Ornaments and decorations in general are a big concern. Many are breakable or come with small hooks, ribbons, and rubber bands that can be fatal if swallowed. Ribbons and yarn should never be put around a pet's neck. Holiday lights can also be quite tempting "chew toys" for pets. Electrical cords should be covered or taped down to prevent shocks, burns, and more serious injuries.

In addition to the hazards posed from trees, special care should be taken with festive plants and plant decorations. Sprucing up the house with bright red poinsettias is common for many people, but these plants can be toxic if ingested by animals.

"A lot of plants can be toxic," said Dr. Perkovich. Many people think it's just Christmas plants that can cause problems, but there are many to watch out for. She suggested to "put them out of reach" like you would do for a small child. Holly and hibiscus also pose a threat, and mistletoe is particularly dangerous. As with trees, it's important to keep up the cleaning with any leaves, berries, or needles that fall off.

As usual, Dr. Perkovich expects a fair number of emergency calls this holiday season. "The biggest number of cases we see (during the holidays) are animals ill from too much human food," she said.

Many people, or their guests, offer table scraps to their pets. On a small scale this may not be a problem, but too much can lead to trouble. Bones should never be given to pets; this includes ham, steak or poultry.

Alcohol is a big "no-no" for pets. It may seem like a fun thing to do, but the effects can be fatal.

Candy and cookies can also be harmful and pets may often try to help themselves to peppermint canes or chocolate snacks when their owners aren't looking. Chocolate contains theobromine, a caffeine like substance that acts like a stimulant and can be deadly when ingested by animals.

"Chocolates are very bad for pets," said Dr. Perkovich. "Especially baking chocolates that are more concentrated."
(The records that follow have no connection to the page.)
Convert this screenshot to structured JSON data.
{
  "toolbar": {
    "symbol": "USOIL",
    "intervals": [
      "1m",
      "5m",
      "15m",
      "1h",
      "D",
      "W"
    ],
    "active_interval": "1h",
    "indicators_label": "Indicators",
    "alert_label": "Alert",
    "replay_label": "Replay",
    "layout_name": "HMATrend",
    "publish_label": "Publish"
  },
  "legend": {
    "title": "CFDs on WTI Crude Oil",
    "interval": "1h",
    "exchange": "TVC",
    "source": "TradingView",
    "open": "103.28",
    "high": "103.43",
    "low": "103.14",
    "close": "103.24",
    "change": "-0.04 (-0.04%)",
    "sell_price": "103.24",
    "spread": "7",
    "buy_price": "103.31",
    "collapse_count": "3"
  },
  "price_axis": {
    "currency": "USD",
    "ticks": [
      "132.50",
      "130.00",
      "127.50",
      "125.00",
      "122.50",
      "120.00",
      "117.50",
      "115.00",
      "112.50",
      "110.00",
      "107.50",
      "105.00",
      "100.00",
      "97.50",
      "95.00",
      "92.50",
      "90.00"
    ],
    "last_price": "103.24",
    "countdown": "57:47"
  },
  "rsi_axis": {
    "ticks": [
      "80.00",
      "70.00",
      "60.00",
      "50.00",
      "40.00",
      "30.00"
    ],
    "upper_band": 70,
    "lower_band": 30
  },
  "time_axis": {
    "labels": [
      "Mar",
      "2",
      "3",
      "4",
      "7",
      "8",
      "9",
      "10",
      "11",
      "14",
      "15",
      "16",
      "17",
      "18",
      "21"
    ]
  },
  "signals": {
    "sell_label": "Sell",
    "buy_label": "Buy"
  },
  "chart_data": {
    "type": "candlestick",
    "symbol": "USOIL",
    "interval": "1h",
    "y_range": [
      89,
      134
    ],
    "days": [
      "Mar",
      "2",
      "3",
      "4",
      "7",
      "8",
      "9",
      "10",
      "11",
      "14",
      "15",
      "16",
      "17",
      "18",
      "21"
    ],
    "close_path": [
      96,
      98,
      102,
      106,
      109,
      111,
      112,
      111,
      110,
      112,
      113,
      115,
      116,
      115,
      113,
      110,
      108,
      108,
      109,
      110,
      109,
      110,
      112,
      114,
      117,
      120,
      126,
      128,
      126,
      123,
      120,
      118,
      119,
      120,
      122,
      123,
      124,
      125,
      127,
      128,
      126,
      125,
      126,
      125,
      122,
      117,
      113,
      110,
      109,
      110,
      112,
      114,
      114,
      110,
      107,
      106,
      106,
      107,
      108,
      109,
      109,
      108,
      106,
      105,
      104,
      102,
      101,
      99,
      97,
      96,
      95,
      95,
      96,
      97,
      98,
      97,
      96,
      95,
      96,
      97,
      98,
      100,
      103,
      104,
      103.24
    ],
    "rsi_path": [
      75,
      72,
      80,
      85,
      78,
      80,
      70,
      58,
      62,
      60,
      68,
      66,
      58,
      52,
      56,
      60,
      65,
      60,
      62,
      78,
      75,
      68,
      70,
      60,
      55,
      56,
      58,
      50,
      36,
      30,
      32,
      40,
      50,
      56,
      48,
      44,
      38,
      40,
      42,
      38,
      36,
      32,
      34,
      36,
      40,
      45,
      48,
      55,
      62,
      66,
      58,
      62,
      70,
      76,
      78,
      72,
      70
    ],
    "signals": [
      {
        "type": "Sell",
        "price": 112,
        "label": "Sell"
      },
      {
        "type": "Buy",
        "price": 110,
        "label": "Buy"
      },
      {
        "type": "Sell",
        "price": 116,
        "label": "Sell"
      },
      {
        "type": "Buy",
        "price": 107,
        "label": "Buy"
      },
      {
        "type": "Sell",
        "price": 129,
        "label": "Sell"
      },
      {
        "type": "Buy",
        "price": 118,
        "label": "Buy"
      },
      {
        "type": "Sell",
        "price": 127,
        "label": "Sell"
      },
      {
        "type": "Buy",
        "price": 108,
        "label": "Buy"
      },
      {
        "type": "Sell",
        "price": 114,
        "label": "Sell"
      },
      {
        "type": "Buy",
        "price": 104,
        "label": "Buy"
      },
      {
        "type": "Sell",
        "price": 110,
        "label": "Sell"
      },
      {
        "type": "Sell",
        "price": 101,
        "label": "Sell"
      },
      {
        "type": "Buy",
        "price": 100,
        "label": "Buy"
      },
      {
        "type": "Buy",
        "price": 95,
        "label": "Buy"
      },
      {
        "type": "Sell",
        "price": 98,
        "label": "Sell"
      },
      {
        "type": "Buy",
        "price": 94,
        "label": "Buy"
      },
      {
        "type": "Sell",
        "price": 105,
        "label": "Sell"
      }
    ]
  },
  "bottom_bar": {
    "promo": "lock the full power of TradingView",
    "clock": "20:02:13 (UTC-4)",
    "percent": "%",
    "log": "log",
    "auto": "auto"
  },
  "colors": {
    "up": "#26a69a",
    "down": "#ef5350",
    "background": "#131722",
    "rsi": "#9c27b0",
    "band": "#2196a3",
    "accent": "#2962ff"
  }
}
Signs of sickness in animals that may have ingested toxic substances include, vomiting, diarrhea, seizures, rapid or irregular heartbeats, tremors, lethargy or coma. These signs can be a preliminary indication of trouble and pets displaying any of these signs should be taken to a veterinarian immediately.

The increased activity and high frequency of visitors stopping by during the holiday season can disturb a pet's routine. Upset pets can act odd in a number of ways. Some may stop eating, or begin defecating in the house. Others can become jealous and aggressive, especially those unfamiliar with children that may visit with their parents.

Tranquilizers and boarding pets are always options, but it's better to give pets a place to withdraw and feel safe while continuing to give them lots of attention and love so they don't feel left out. If pets are boarded, be sure to check out all facilities well in advance to be certain they are clean and reputable. Many book up fast during the holidays so check for vacancies early and make certain pets are up to date on all vaccines.

High stress levels can accelerate dehydration, so be sure to keep water bowls filled. Automatic feeding and watering devices can come in handy at this time of year.

Birds may become stressed by holiday excitement much easier than most cats and dogs. Keep them out of noisy, smoky and drafty rooms where doors may be opening frequently allowing cold air to come in.

Since doors will be opening frequently, the holidays are a common time for pets to be lost. They can slip out in all the commotion and go unnoticed until it's too late. Keep up to date ID tags on pets throughout the holidays even if they're not used for the majority of the year. If a pet isn't microchipped, the holidays may be a good time to have the procedure done.

Whether staying home alone, hosting family and friends, or traveling to see loved ones, pets can be included in the holiday celebration. Following these basic safety tips can lend to a holiday season that is filled with happiness instead of hazards.